We may all be grain eaters, but there is more to consider when drawing from other food traditions. Much of Duguid’s work centers on places where making good food relies on the techniques of people facing hardship, and there is privilege associated with delighting in these cuisines from afar. She urges western travelers to Asia and The Middle East searching for adventure to slow down, and be open. Above all, eat everything.

“I don’t travel expecting a place to deliver me a particular thing,” she said.

If we do it right, however, we can eat well with a real understanding of a food’s context, whether or not we’ve traveled to the far reaches of India or Morocco.

In articles and books, the local food movement has celebrated chefs and restaurants like Alice Waters for pushing food forward in North America. Duguid, on the other hand, takes a cue from her travels by focusing on the home cook, a title she prefers to journalist, activist, or chef.

“In the home…the economic and gastronomic interests coincide,” she wrote on her blog earlier this week. “The people who deal with these issues of what gets eaten, what goes on the plate everyday, are the people responsible for feeding a household or community…[they] are the people on the front lines.”

As the conference wrapped up and participants went home to Duvall, Corvallis, New York and Toronto, everyone’s idea of local food had widened, just a little. A few hours away in Whitman County, Western White wheat was being processed to eventually become noodles somewhere in Asia, while a Burmese family in Tukwila harvested vegetables from their community garden plot for dinner.

If the food movement is as truly global as Duguid showed us, let’s hope our stomachs are as big as our eyes.

Bread prepared for a workshop at The Grain Gathering. (Photo by Anna Goren)
Bread prepared for a workshop at The Grain Gathering. (Photo by Anna Goren)

Want to cut down on food waste? Try this recipe from Naomi Duguid:

DEDAS KHARCHO – OLD BREAD FRITATTA

This traditional recipe from Georgia transforms old bread into succulent eating. Quantities are casual. Cubes of dried bread are tossed in hot oil with onions, then simmered in added water. Once they are tender, whisked egg is stirred in, to make a kind of fritatta.

The recipe was given to me in Tbilisi by a woman of eighty-five, the mother of a friend of a friend. She had worked for years as a chemist, in the Soviet era, then, like so many skilled people of her generation, found herself out of work, and with no pension, after the breakup of the USSR. Her garden is a marvel, and so is her pantry, filled with shelves of gleaming preserves.

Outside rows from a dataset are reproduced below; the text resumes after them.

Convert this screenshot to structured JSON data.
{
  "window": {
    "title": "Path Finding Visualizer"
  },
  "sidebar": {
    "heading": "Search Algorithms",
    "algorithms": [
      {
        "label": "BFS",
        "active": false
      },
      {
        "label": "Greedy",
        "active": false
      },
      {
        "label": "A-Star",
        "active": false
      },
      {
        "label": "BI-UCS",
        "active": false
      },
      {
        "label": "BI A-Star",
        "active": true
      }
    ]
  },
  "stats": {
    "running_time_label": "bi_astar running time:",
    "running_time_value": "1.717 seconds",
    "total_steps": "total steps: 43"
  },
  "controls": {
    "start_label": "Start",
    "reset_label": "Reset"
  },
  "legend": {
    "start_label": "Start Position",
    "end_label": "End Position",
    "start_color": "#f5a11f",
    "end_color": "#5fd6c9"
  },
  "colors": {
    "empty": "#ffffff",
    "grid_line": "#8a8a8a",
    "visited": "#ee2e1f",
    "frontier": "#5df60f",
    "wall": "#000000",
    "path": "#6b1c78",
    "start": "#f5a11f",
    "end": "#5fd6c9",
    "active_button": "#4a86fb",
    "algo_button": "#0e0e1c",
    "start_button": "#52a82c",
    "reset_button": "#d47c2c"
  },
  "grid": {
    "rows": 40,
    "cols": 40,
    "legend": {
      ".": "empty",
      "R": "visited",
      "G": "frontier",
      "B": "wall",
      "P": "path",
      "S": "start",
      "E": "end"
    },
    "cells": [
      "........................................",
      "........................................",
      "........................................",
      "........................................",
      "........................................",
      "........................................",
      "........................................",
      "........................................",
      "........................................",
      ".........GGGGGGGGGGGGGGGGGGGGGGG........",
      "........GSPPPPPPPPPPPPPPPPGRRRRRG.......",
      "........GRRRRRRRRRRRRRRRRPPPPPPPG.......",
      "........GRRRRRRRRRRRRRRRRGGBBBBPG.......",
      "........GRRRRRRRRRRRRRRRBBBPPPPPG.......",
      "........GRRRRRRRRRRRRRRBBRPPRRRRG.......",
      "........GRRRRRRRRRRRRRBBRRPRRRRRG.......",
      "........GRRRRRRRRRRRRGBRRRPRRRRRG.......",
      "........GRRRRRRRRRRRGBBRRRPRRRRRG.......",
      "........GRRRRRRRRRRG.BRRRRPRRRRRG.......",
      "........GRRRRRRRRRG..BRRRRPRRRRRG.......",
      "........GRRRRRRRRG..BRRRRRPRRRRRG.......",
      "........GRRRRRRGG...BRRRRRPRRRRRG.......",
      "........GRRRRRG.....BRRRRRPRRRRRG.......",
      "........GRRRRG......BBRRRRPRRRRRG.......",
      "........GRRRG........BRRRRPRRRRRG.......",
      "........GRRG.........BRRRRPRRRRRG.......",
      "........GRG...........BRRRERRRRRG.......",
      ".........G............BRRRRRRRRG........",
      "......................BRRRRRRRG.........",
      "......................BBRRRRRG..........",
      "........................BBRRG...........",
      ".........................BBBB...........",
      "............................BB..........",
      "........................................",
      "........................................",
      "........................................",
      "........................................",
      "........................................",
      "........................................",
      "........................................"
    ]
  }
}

It feeds 5 or 6 for breakfast or a casual meal:

Ingredients:

-About 3 tablespoons sunflower or other vegetable oil
-1 large onion, about 1 ½ cups chopped
-4 to 5 cups dried bread, cut into approximate 1-inch cubes
-Water
-1 small tomato, coarsely chopped (optional)
-6 large eggs
-About 1 teaspoon salt or to taste
-About ¼ cup chopped tarragon or coriander leaves or other —-chopped tender herbs such as sorrel (optional)
-Black pepper (optional)

To do:

-Heat oil in a wide deep skillet or wide heavy pot.
-Toss in the onion, set heat to medium, and cook until translucent, 4 to 5 minutes.
-Add the bread cubes and turn and stir to expose them all to the hot oil, a minute or two, then add about 1 cup water and bring to a boil.
-Cook for a minute or so, as the bread starts to soften, then add water to cover, bring to a boil, lower heat to medium-low, and cook uncovered until the bread is well softened (3 to 5 minutes, depending on the hardness of the bread).
-If using tomatoes, add them a couple of minutes after the water comes to the boil.
-Break the eggs into a bowl, add salt and whisk well, then add chopped herbs and black pepper if using, and stir.
-Add to the softened bread mixture and stir a little to mix the eggs in. Continue to cook on medium low for about a minute or until the eggs set.
-Turn out onto a platter or into a wide shallow bowl and serve.

 Serve with a salad, or sliced tomatoes and cucumbers, or pickled red peppers. The texture is creamy with tender lumps of bread and rich flavor. 

Looking for leftover bread in Seattle?

You shall not want! Check out Food Not Bombs in South Lake Union, Sundays at 2:00 outside the Cascade People’s Center, or ask bakeries as they close for any day-olds.